Chadian men collect water with plastic canisters loaded on a hand cart in Lake Chad, on the island of Kouirom, January 27, 2007. (Stringer/Courtesy Reuters)


This is a guest post by Laura Dimon. Laura is the Africa program intern at the Council on Foreign Relations.

Earlier this week, the New York Times detailed the impact of Niger’s desertification on children, who must trek longer and longer distances to collect water. This is only one of the negative consequences of climate change that has hastened the drying up of the Lake Chad water basin. Over the last forty years, the water basin, which has supported up to thirty million beneficiaries across Nigeria, Chad, Cameroon, and Niger, has shrunk by 95 percent. The lake’s shrinkage is the result of a myriad of factors: decreased rainfall resulting from climate change, increased demand for water caused by population growth and agriculture, an explosion of parasitic vegetation, and weak institutions managing competing demands.

The water shortage strains inhabitants of the region and promotes interstate and intrastate conflict. In northeastern Nigeria, the region adjacent to Lake Chad, Fulani herders have been forced further south in search of new pastures. This has put them into conflict with farmers facing similar resource limitations, and fishermen, too, who are competing with both farmers and herders over water diversion.

The conflict extends past national borders. Starting in the 1980s, the rapid recession of the lake drew Nigerian fishermen further into Cameroonian territory, leading to several military encounters. By the 1990s, more than thirty Lake Chad villages founded by Nigerians were counted in Cameroon. In 2002, the resulting border dispute went to the International Court of Justice, which settled in Cameroon’s favor. But the real problem still remains: there is not enough water to go around and only weak institutions to protect what is left.

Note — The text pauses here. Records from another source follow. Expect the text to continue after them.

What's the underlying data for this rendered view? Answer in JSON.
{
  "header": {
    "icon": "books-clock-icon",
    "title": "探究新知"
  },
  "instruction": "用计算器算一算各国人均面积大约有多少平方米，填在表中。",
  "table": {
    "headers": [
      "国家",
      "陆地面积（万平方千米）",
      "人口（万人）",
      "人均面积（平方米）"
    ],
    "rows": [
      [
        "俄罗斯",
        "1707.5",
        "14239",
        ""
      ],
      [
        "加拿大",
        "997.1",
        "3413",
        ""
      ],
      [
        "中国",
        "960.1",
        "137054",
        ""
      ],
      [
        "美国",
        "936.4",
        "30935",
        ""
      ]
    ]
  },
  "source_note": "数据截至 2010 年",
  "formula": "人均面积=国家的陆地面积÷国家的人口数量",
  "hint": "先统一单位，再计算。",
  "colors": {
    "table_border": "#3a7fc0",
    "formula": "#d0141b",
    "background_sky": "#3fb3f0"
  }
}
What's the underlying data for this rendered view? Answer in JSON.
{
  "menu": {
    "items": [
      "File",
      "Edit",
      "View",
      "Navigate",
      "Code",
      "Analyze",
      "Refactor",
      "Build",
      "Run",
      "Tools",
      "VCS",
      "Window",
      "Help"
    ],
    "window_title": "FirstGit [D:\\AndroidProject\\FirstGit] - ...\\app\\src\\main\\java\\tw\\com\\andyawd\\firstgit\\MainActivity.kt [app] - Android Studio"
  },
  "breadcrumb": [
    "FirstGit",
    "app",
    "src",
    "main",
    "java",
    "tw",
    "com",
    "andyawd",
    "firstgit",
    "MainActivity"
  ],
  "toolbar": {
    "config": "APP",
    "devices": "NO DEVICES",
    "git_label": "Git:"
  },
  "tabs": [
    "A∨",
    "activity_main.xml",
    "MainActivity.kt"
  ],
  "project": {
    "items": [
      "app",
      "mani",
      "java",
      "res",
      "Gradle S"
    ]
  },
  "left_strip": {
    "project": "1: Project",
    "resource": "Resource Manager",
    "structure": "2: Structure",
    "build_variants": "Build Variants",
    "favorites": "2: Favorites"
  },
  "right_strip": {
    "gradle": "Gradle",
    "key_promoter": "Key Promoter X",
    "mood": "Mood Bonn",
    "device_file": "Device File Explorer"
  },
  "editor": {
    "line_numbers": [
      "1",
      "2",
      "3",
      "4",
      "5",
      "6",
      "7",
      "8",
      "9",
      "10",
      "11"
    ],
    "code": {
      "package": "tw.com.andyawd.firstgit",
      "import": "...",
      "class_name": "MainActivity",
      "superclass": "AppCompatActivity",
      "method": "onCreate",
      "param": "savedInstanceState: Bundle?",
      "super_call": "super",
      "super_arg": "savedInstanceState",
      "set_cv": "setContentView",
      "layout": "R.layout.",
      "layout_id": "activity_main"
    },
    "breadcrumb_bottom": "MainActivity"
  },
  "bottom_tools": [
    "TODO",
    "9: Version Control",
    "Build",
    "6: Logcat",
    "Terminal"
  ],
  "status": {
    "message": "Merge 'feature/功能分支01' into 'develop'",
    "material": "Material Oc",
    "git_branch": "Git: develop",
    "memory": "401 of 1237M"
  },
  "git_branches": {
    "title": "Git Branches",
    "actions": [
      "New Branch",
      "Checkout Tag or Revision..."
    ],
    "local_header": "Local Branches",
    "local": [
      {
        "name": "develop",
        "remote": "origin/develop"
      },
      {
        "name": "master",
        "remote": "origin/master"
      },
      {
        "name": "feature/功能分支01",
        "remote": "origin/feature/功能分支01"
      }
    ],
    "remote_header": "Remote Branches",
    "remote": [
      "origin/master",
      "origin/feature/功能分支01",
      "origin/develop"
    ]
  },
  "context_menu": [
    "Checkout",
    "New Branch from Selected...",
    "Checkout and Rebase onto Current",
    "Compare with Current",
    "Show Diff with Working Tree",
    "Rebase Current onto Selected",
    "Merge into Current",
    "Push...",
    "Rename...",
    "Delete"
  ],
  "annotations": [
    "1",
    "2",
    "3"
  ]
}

Recently, President Goodluck Jonathan and his Water Resources Minister Sarah Reng Ochekpe called for concerted efforts to save the lake, while marking May 22 “Lake Chad Day” in Abuja. But it remains to be seen if these declarations will translate into action.

As it stands, farmers and herders competing for water sounds uncomfortably reminiscent of the crisis in Darfur.

Post a Comment 1 Comment

  • Posted by Steve Klaber

    The part of this problem that can be most readily overcome is the explosion of parasitic vegetation. The dominant plant here is Typha (cattails, kachalla…) and it is both a dessication machine and a siltation machine. The most obvious use for Typha is as food – but the plant has the habit of collecting toxins so extensive inspection is needed. It is all biomass, readily made into biofuel. The silt the plants have deposited must be dredged and removed. On the bottom of the lake (as it used to be) are the recharge areas for North Africa’s aquifers that water the oases and boreholes. The silt can be used as soil to replace eroded or rehab desertified soils.